When Labor Contracts Expire, State Pay To Revert to Pre-Furlough Levels06/29/2011
Come Friday, some state and county government workers could see their salaries revert to pre-furlough levels if new labor contracts aren't in place. But the state's budget director cautions that the state can't afford to pay the 2009 salary rates for long and that ultimately, 5 percent labor savings would have to be achieved for the entire fiscal year.
Existing contracts expire Thursday for thousands of members of the United Public Workers union, Hawaii State Teachers Association and professional nurses represented by the Hawaii Government Employees Association. The furlough days agreed to in those contracts are equivalent to about an 8 percent pay cut.

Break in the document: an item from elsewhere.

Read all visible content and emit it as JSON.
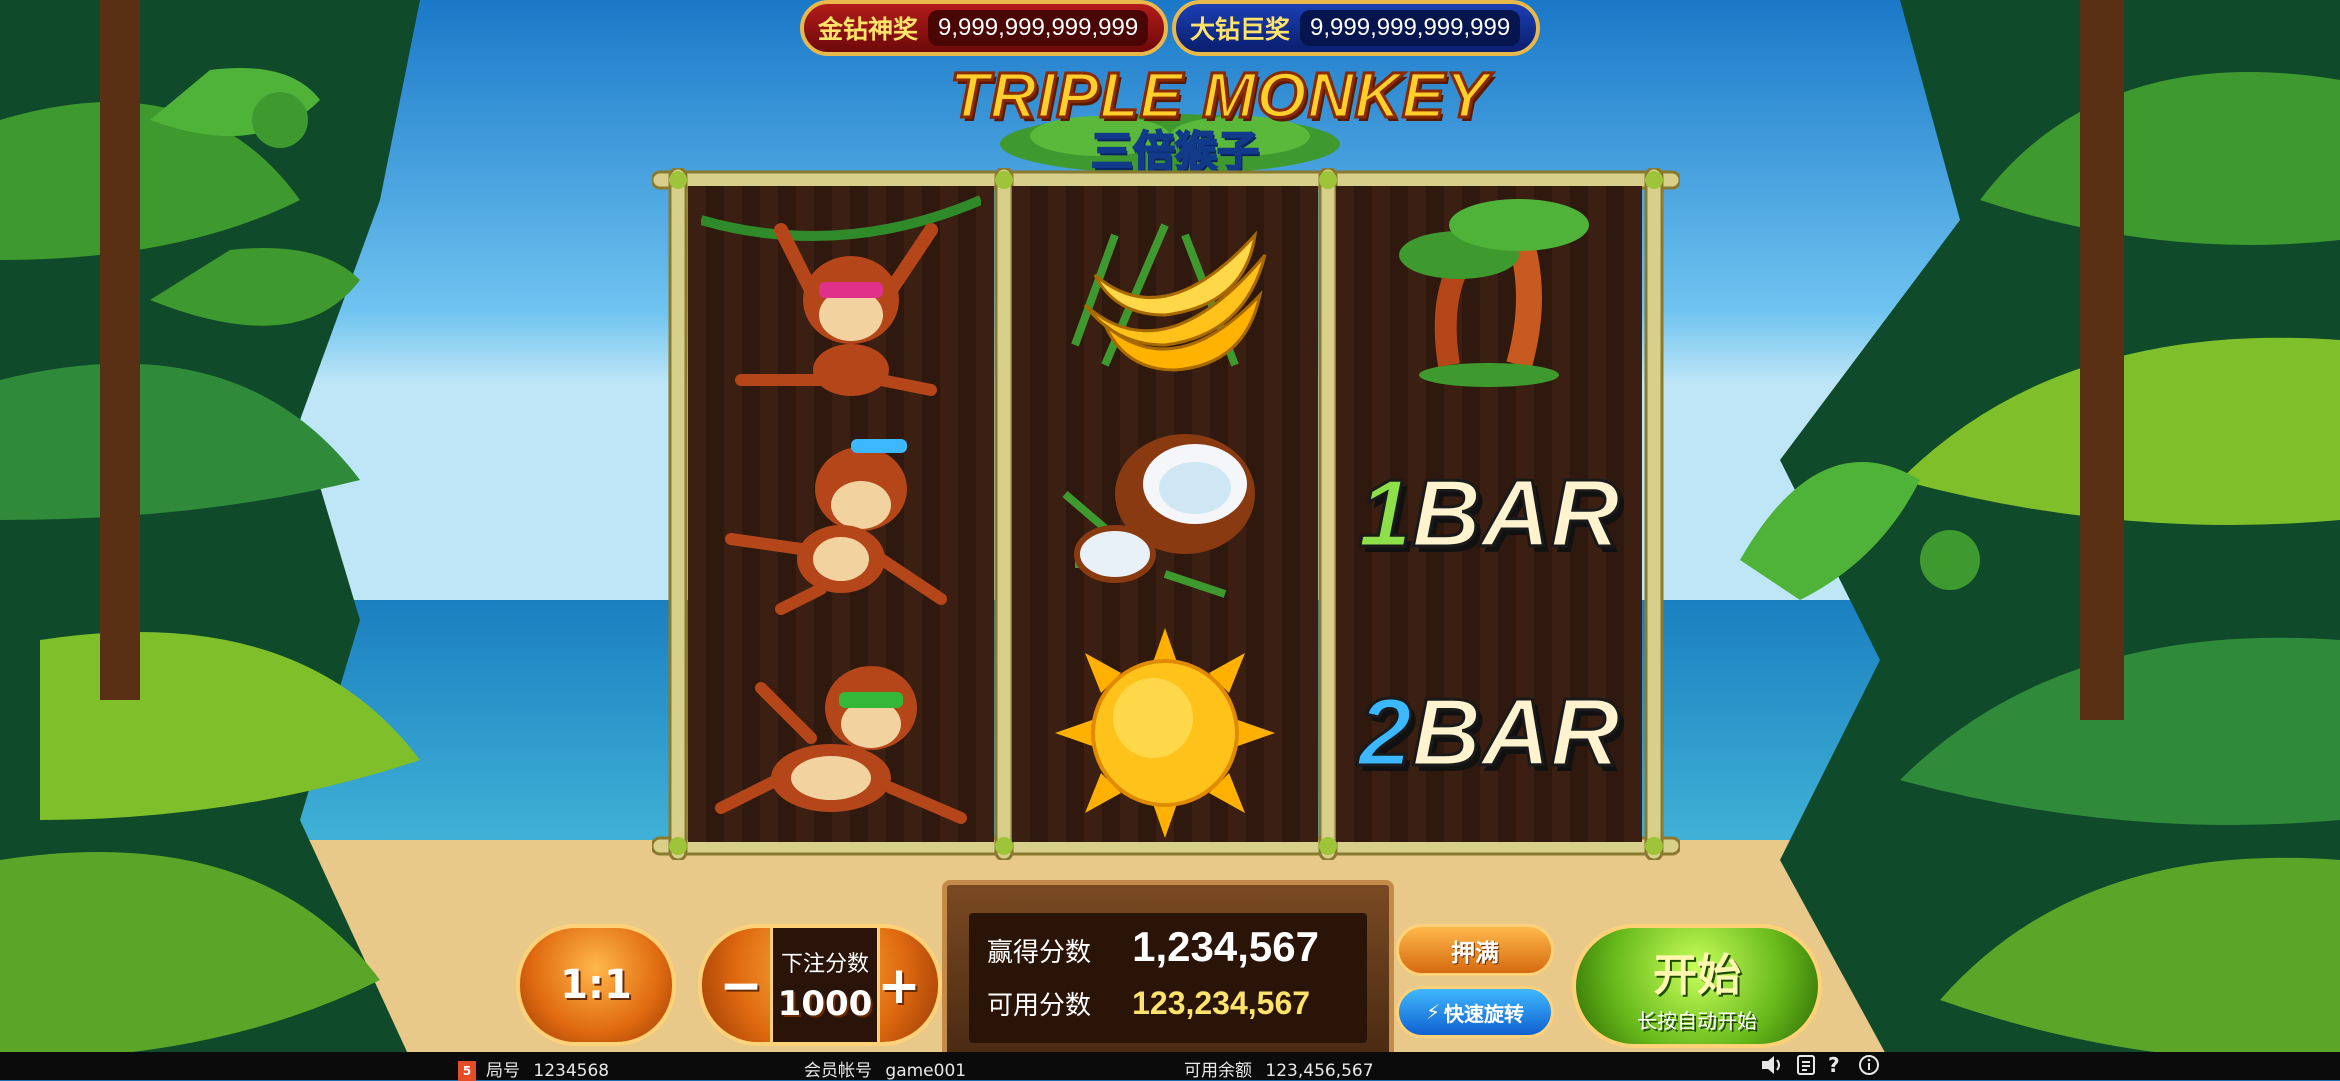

Lawmakers built in 5-percent labor savings across its unionized work force — totaling $88.2 million — into the state's operating budget for fiscal 2012, which starts Friday.

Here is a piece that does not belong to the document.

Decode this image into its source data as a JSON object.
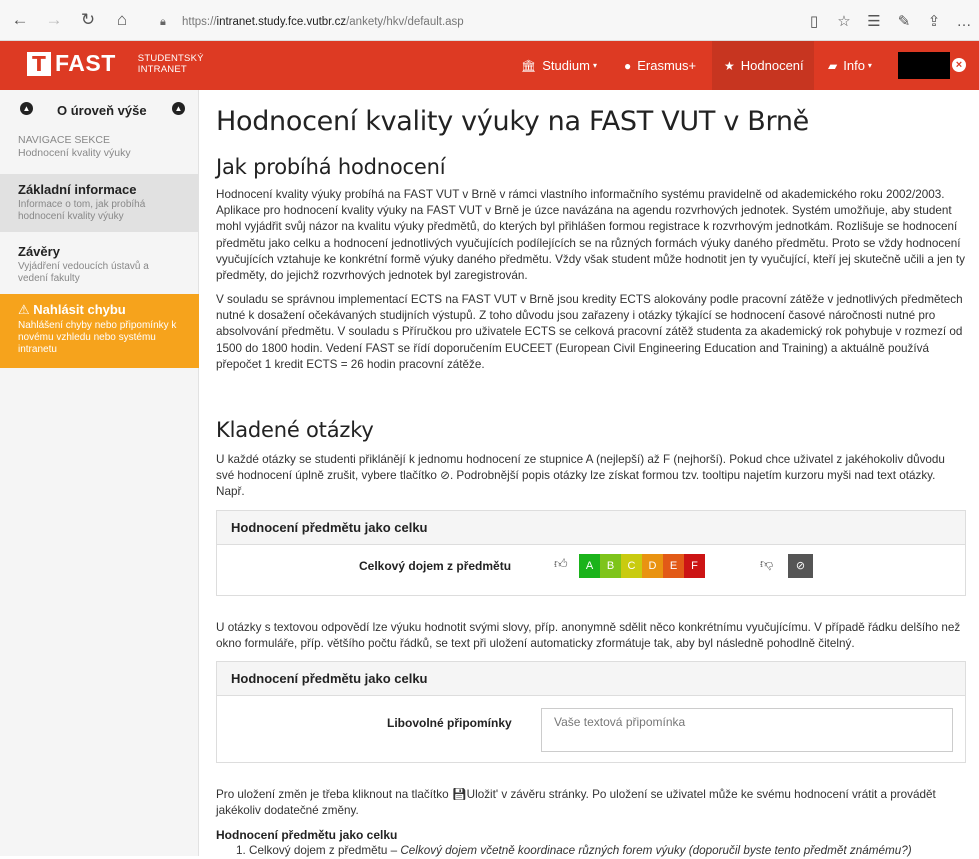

"For those who think they'll get a bounce back in pay, it's just setting the state up for increasing the complexity of negotiating because there is not enough money to make it through the fiscal year paying full wages and a 60-40 split for health coverage," Kalbert Young, director of the state Department of Budget and Finance, told Civil Beat Tuesday. "Whatever labor savings get negotiated into the contracts, they'll have to basically make sure that amount will equal out to a 5 percent labor savings — at minimum — for the entire year."